En 1973, trois jeunes étudiants armés de beaucoup d’énergie et de motivation —à défaut de toute autre ressource, matérielle ou financière— décidaient de sortir des sentiers battus et de créer une école « pas comme les autres ». Près de quarante ans plus tard, cette école existe toujours. Elle accueille chaque jour un groupe d’enfants dans le cadre d’un projet pédagogique qui a fait l’objet de nombre d’articles, d’ouvrages, de reportages et de films, qui sert régulièrement d’exemple dans la formation des enseignants et des éducateurs, et dont la notoriété traverse les frontières.

L’école a fait école, le projet à la fois fou et modeste de 1973 a donné lieu a quelque chose qui a marqué l’histoire de la pédagogie en restant au cœur de son actualité ; surtout elle a permis de prendre en charge, d’accompagner et d’aider plusieurs centaines d’enfants à grandir. Ainsi, pendant ces trente-sept années, quelque chose s’est passé. L’école est née, son projet s’est affirmé, les contours d’une pédagogie originale se sont dessinés, des pratiques éducatives ont été élaborées. Cependant, si la naissance, l’histoire, la survie et les réussites de la Neuville semblent en faire une école extraordinaire, gageons que, finalement, elle ne l’est pas.

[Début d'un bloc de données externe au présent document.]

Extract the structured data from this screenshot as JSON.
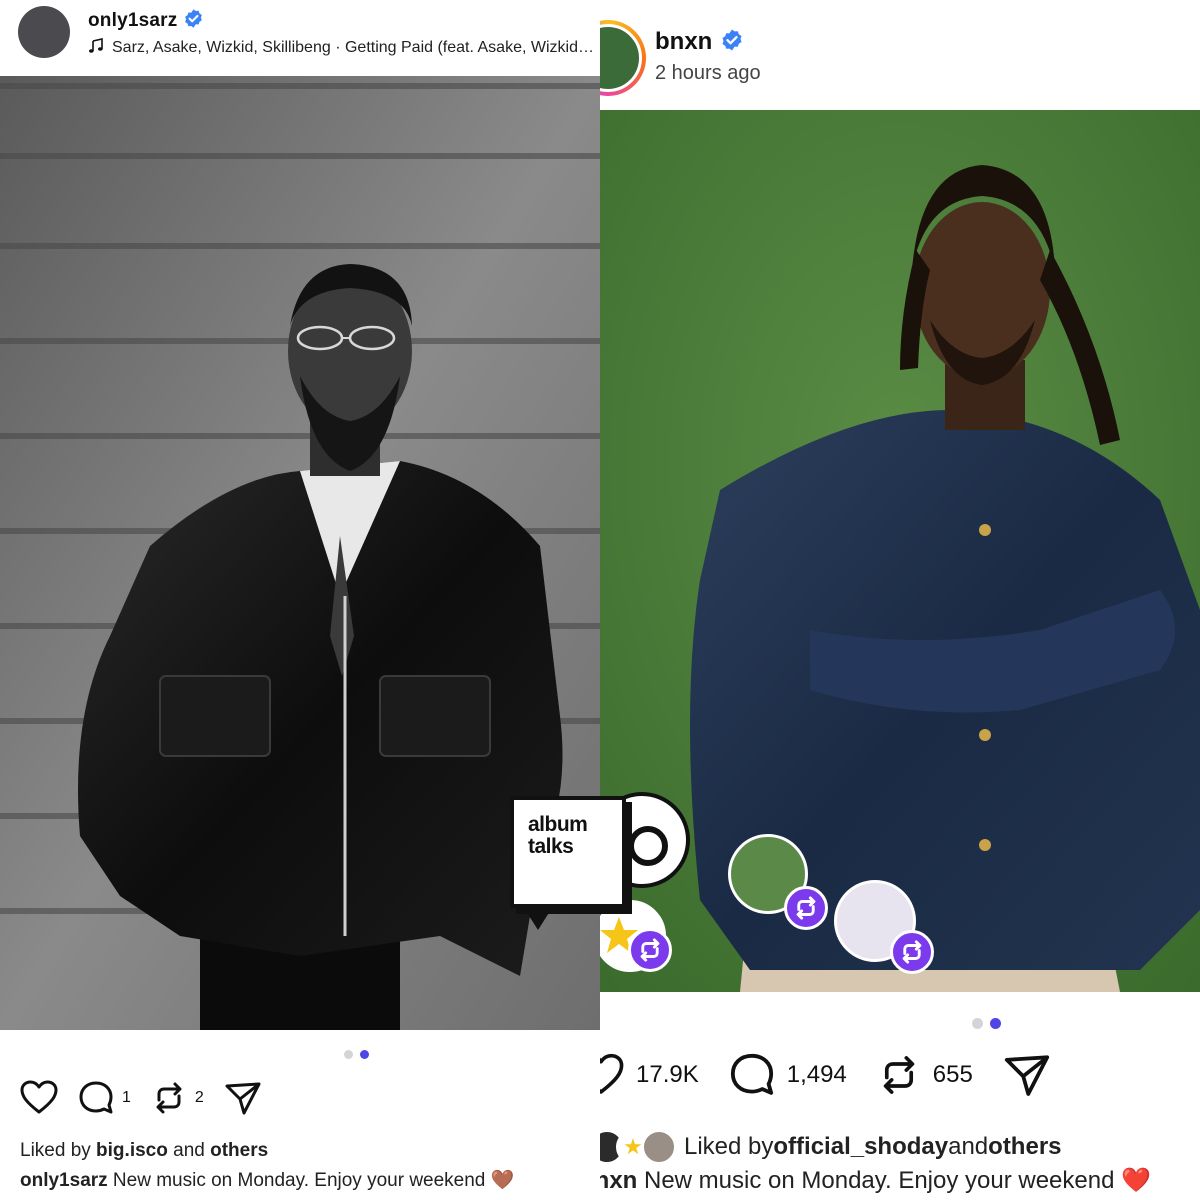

txt presentation 01La Neuville s’inscrit dans un certain ordinaire, celui d’un nombre surprenant d’écoles, de projets, d’actions éducatives dont les créateurs décident qu’ils échapperont au quotidien de l’école dite traditionnelle et que, contre un discours ambiant de désespoir face à la difficulté du métier d’éduquer, il est possible d’agir. La Neuville est une école extraordinaire parmi d’autres, et son exceptionnalité réside dans la capacité de ses fondateurs et de ses éducateurs à trouver, au jour le jour, des réponses simples et concrètes aux défis que représente l’action éducative. Ecole exemplaire donc, plutôt que modèle, la Neuville échappe à tout modèle, et probablement aux siens propres, refusant de se figer dans un dogme, choisissant d’évoluer au fil des évènements, des besoins et des rencontres. Comme dans la leçon de l’école classique, il faut assigner à tout exemple une simple fonction : celle d’illustrer, d’actualiser ou d’exprimer le cas général, la théorie, les principes. Ainsi la Neuville, plutôt que de servir de modèle, sert d’exemple : l’exploration de son histoire et de ses pratiques pédagogiques permet d’identifier un ensemble d’invariants qui doivent permettre aux enseignants et aux éducateurs d’agir dans leur propre contexte d’intervention. Qu’en est-il donc de l’« exemple » en question, quelle est cette école dont nous parlons ici ?

L’école de la Neuville est un internat de semaine, qui accueille du lundi matin au vendredi des enfants âgés de six à seize ans. La Neuville propose un programme complet à ces élèves, dans un environnement dédié offrant un ensemble d’infrastructures et de ressources permettant la pratique d’activités diverses, depuis la classe jusqu’au théâtre.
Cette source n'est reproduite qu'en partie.